Frau Polaschek, der Bereich Bildung ist einer der wenigen, in die investiert wird. Ist das ausreichend?
Polaschek: Bildung darf man nicht isoliert auf einer Ebene betrachten. Es handelt sich um eine Biografie: Sie beginnt mit der Elementarpädagogik und endet – bei manchen – in der tertiären Bildung. An den Universitäten bemerken wir zunehmend Lücken bei den Kompetenzen der Studierenden – etwa fehlende Grundlagen wie Prozentrechnen, und das trotz Matura.
Eine zusätzliche Forschungsmilliarde ist erfreulich für die Universitäten, aber wenn das Bildungssystem nicht als Ganzes gestärkt wird, leidet jeder einzelne Teil darunter. Ich wünsche mir, dass man sich bei jeder politischen Maßnahme überlegt, ob sie auch eine Bildungsmaßnahme nach sich ziehen muss. Wenn die Regierung neue Schwerpunkte bei Kompetenzen festlegt, dann müssen oft auch Curricula an den Universitäten geändert werden. Das ist nicht kostenneutral, aber die Finanzierung wird meistens nicht mitgedacht.

Falkinger: Als meine Kinder ins Gymnasium gekommen sind, hat mich schockiert, dass sich die letzten 35 Jahre nichts verändert hat. Ich mache gerade die Ausbildung zur Erwachsenenbildnerin. Wir lernen dort moderne Methoden, wie wir Betriebsrät:innen mit den besten Tools schulen. Es wundert mich, dass die Erwachsenenbildung moderner aufgestellt ist als die öffentlichen Schulen.
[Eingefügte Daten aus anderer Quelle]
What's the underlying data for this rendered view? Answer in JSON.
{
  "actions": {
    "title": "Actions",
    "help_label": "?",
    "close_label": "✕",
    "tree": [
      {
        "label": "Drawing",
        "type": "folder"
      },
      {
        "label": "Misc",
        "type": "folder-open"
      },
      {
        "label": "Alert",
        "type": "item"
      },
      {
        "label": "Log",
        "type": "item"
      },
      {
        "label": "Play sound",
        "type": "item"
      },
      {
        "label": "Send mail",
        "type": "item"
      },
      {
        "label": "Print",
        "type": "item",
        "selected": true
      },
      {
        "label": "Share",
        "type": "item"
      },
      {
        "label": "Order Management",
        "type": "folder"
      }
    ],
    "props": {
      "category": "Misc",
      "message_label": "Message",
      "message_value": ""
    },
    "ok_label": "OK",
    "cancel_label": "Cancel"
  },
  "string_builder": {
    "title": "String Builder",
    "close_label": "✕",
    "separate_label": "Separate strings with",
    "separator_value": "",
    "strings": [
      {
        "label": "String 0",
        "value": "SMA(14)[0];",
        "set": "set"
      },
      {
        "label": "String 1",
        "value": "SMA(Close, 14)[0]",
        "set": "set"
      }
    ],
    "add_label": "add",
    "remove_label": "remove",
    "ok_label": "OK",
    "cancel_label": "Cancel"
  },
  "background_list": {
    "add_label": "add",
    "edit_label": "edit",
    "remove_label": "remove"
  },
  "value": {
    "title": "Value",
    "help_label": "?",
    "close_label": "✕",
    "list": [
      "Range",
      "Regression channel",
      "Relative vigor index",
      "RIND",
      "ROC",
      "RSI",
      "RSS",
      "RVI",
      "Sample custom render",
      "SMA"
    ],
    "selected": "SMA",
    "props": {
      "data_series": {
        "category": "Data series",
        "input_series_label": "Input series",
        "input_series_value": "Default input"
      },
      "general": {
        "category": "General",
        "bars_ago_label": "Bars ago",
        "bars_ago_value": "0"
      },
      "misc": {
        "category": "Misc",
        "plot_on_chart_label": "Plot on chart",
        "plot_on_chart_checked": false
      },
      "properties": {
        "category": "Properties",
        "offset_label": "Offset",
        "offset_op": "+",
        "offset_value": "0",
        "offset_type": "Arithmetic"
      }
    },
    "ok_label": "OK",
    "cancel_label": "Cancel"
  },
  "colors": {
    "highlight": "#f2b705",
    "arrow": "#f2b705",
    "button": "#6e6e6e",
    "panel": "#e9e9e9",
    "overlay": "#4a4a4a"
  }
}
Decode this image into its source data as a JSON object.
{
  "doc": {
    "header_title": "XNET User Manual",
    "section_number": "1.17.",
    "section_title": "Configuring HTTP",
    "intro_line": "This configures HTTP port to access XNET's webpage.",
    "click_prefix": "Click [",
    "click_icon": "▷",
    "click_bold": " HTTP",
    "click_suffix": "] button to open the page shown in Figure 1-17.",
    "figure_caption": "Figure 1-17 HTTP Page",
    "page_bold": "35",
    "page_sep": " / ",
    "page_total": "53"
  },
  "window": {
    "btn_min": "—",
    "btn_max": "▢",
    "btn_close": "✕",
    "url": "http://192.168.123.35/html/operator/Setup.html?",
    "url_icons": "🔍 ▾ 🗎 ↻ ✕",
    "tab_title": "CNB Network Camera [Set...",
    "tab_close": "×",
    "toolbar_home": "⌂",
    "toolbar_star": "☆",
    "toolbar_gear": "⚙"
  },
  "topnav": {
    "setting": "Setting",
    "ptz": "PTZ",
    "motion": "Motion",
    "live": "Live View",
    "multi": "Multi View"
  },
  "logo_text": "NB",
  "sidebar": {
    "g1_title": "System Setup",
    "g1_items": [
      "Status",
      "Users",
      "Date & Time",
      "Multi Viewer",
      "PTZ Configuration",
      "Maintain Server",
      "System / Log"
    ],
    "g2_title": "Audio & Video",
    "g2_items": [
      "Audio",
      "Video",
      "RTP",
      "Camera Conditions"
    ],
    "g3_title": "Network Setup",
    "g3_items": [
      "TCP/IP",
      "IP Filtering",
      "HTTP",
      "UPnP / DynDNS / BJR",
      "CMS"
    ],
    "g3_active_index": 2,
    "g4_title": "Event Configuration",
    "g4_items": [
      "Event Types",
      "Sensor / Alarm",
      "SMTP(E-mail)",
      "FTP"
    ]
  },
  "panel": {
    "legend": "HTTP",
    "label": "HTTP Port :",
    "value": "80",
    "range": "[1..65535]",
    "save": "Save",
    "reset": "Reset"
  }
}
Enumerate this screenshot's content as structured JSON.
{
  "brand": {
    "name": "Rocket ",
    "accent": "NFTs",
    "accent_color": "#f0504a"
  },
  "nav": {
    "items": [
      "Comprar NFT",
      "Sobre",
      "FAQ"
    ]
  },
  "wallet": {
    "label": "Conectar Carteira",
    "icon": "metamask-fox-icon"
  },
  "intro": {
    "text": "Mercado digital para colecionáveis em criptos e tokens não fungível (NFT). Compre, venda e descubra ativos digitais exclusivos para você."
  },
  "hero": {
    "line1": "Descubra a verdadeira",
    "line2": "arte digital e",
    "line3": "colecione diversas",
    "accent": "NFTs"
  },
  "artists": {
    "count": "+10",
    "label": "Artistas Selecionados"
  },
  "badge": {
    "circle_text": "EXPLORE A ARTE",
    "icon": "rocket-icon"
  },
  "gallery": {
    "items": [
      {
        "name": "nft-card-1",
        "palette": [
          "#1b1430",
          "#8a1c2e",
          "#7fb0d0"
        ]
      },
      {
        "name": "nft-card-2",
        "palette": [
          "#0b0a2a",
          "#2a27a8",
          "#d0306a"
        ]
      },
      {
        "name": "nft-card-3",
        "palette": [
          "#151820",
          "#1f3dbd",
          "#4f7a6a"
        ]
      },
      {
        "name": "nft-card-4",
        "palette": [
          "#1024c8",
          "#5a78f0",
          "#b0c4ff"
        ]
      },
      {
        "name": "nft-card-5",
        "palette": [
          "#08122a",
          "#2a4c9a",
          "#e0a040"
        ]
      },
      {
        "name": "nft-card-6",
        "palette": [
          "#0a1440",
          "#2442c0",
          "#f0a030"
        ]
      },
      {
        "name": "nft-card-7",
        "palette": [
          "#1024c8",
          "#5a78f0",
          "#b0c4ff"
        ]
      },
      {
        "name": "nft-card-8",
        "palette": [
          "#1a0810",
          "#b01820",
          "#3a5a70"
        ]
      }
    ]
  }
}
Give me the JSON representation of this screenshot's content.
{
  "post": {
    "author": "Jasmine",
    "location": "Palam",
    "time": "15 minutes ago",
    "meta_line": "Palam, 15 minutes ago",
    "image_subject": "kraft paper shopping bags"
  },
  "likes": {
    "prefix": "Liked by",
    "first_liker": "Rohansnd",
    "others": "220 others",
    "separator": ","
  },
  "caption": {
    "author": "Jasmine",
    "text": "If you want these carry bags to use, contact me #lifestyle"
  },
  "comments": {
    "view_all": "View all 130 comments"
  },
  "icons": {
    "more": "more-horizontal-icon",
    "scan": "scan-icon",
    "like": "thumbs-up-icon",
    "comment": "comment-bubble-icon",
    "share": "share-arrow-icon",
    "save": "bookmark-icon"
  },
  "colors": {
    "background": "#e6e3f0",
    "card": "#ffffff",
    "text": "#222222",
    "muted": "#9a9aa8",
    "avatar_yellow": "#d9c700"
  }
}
Breiner: Viele Menschen glauben, dass in Österreich jede:r alles werden kann, aber das ist nicht der Fall. Das fängt eigentlich schon im Kindergarten an, wo manche Kinder bessere Chancen haben als andere. In der Arbeiter:innenfamilie müssen die Eltern arbeiten gehen und haben weniger Zeit, die Kinder schulisch zu fördern. Darum sind Ganztagsschulen so wichtig – für echte Chancengleichheit.
Frau Falkinger, welche Rolle spielt eine unabhängige Statistikanstalt für die Demokratie?
Falkinger: Eine ganz wesentliche. Deshalb sehe ich es mit Sorge, dass bei der Statistik Austria die Finanzierung nicht gesichert ist. Wir haben die vergangenen 20 Jahre fast keine finanzielle Budgeterhöhung bekommen – bei gleichbleibenden bzw. mehr Aufgaben und höheren Personalkosten. Wir sind die Institution, die eine verlässliche Datenbasis für den Staat, für jede politische Entscheidung produziert. Und belastbare Zahlen müssen die Basis sein, um Politik zu machen und um gesellschaftliche Diskussionen zu führen.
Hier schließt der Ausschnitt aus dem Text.